After a while we began to get over the feeling of uncanny creepiness, which at the beginning had made us so uncomfortable. We decided that our fears were mostly caused by the fact that these woods and plants were so different from our own. There was no unfriendliness in these forests after all, we assured ourselves—except that we were being watched. That we knew—and that we were beginning to get used to.
As soon as the Doctor had decided that we would set up our new headquarters on the edge of the forest, and we had our camp properly established, we began making excursions in all directions through the jungle. And from then on I was again kept very busy taking notes of the Doctor’s experiments and studies.
One of the first discoveries we made in our study of the Moon’s Vegetable Kingdom was that there was practically no warfare going on between it and the Animal Kingdom. In the world we had left we had been accustomed to see the horses and other creatures eating up the grass in great quantities and many further examples of the struggle that continually goes on between the two. Here, on the other hand, the animals (or, more strictly speaking, the insects, for there seemed as yet hardly any traces of other animal species) and the vegetable life seemed for the most part to help one another rather than to fight and destroy. Indeed we found the whole system of Life on the Moon a singularly peaceful business. I will speak of this again later on.
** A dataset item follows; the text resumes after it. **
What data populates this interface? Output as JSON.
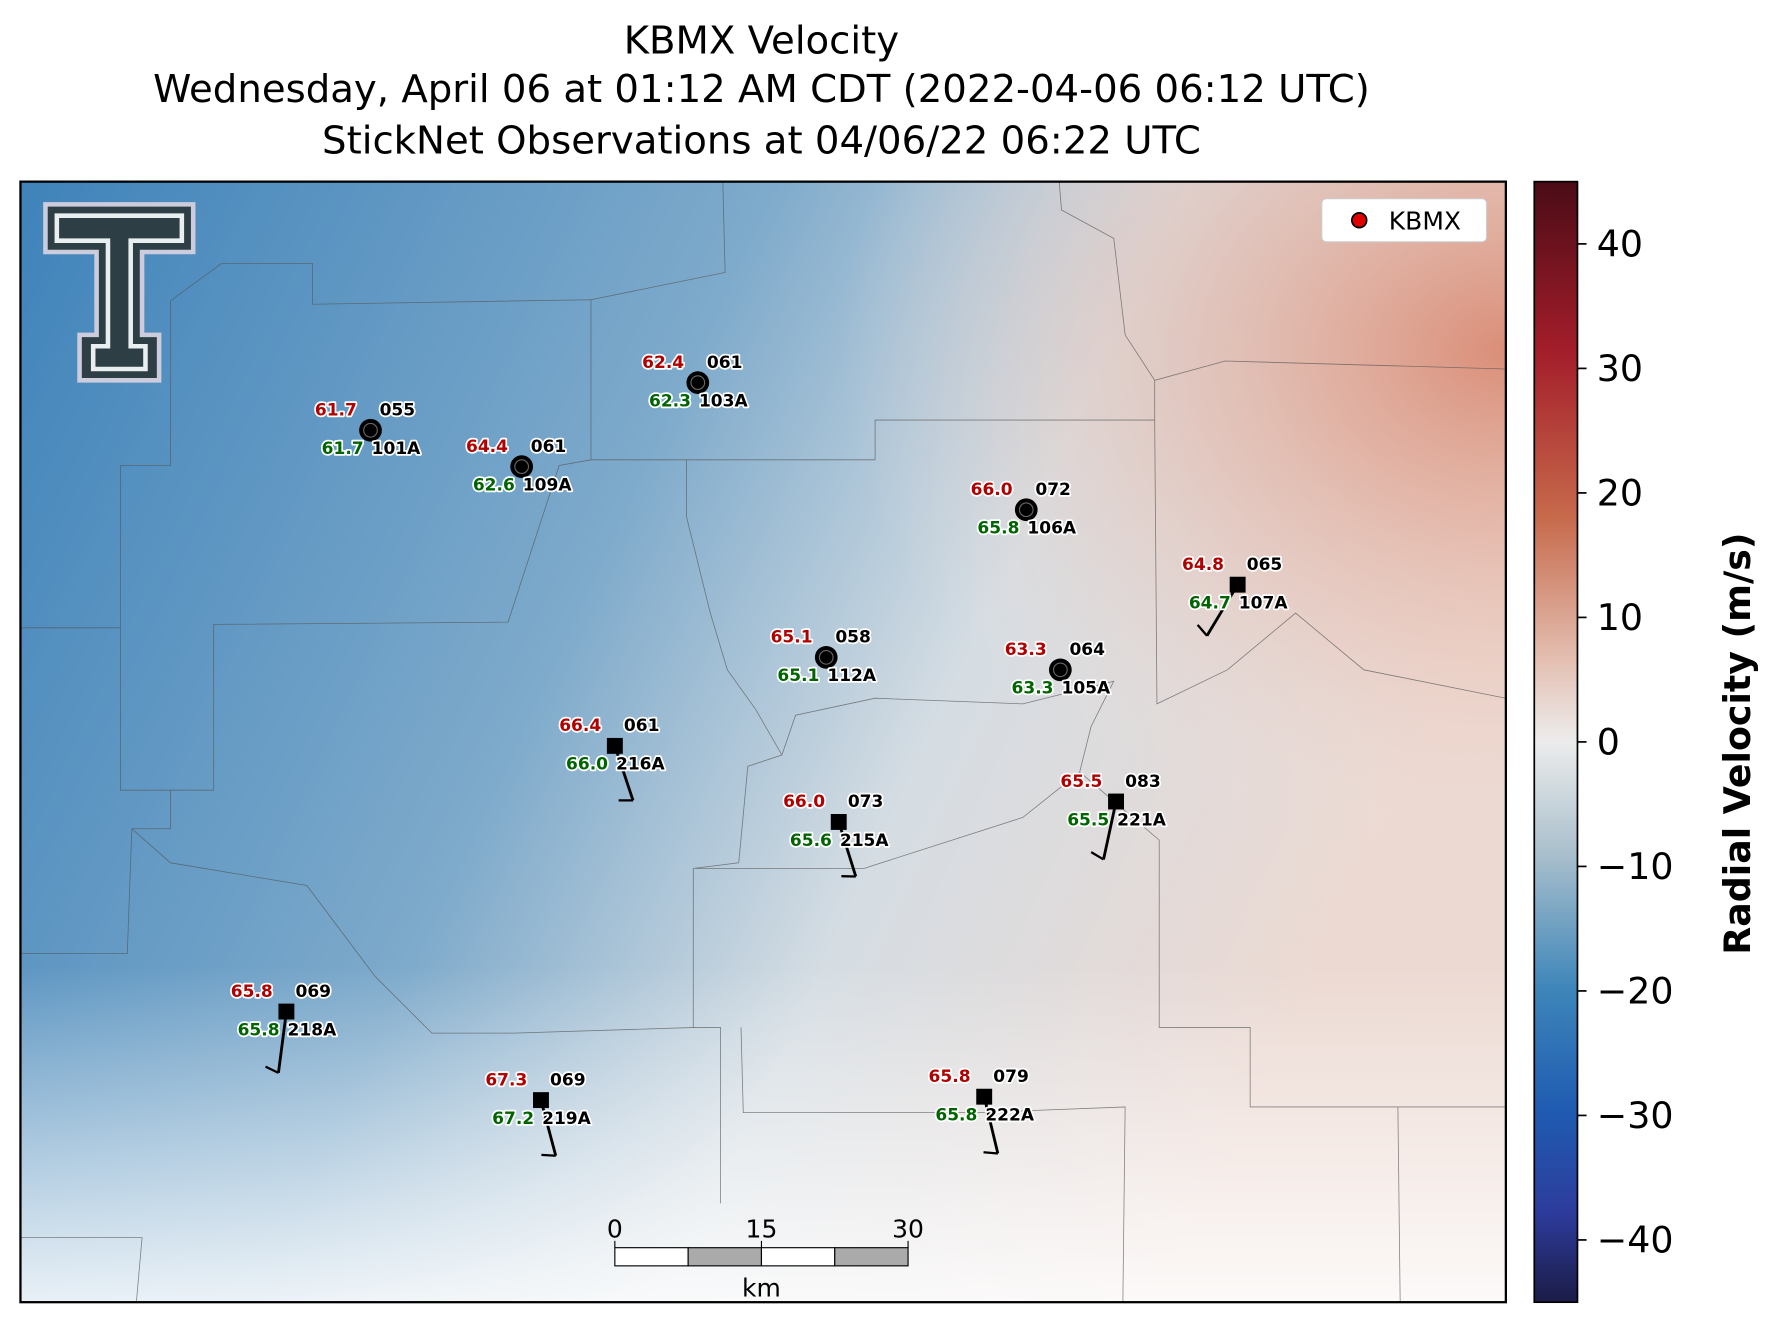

We spent three whole days in the investigation of the strange music we had heard. You will remember that the Doctor, with his skill on the flute, was naturally fond of music; and this curious thing we had met with interested him a great deal. After several expeditions we found patches of the jungle where we were able to see and hear the tree music working at its best.
There was no doubt about it at all: The trees were making the sounds and they were doing it deliberately. In the way that an Æolian harp works when set in the wind at the right angle, the trees moved their branches to meet the wind so that certain notes would be given out. The evening that the Doctor made this discovery of what he called the Singing Trees, he told me to mark down in the diary of the expedition as a Red Letter Date. I shall never forget it. We had been following the sound for hours, the Doctor carrying a tuning-fork in his hand, ringing it every once in a while to make sure of the notes we heard around us. Suddenly we came upon a little clearing about which great giants of the forest stood in a circle. It was for all the world like an orchestra. Spellbound, we stood and gazed up at them, as first one and then another would turn a branch to the steady blowing wind and a note would boom out upon the night, clear and sweet. Then a group, three or four trees around the glade, would swing a limb and a chord would strike the air, and go murmuring through the jungle. Fantastic and crazy as it sounds, no one could have any doubt who heard and watched that these trees were actually making sounds, which they wanted to make, with the aid of the wind.
Of course, as the Doctor remarked, unless the wind had always blown steadily and evenly such a thing would have been impossible. John Dolittle himself was most anxious to find out on what scale of music they were working. To me, I must confess, it sounded just mildly pleasant. There was a time: I could hear that. And some whole phrases repeated once in a while, but not often. For the most part the melody was wild, sad and strange. But even to my uneducated ear it was beyond all question a quite clear effort at orchestration; there were certainly treble voices and bass voices and the combination was sweet and agreeable.
“Spellbound we gazed up at them”
I was excited enough myself, but the Doctor was worked up to a pitch of interest such as I have seldom seen in him.
“Why, Stubbins,” said he, “do you realize what this means?—It’s terrific. If these trees can sing, a choir understands one another and all that, they must have a language.—They can talk! A language in the Vegetable Kingdom! We must get after it. Who knows? I may yet learn it myself. Stubbins, this is a great day!”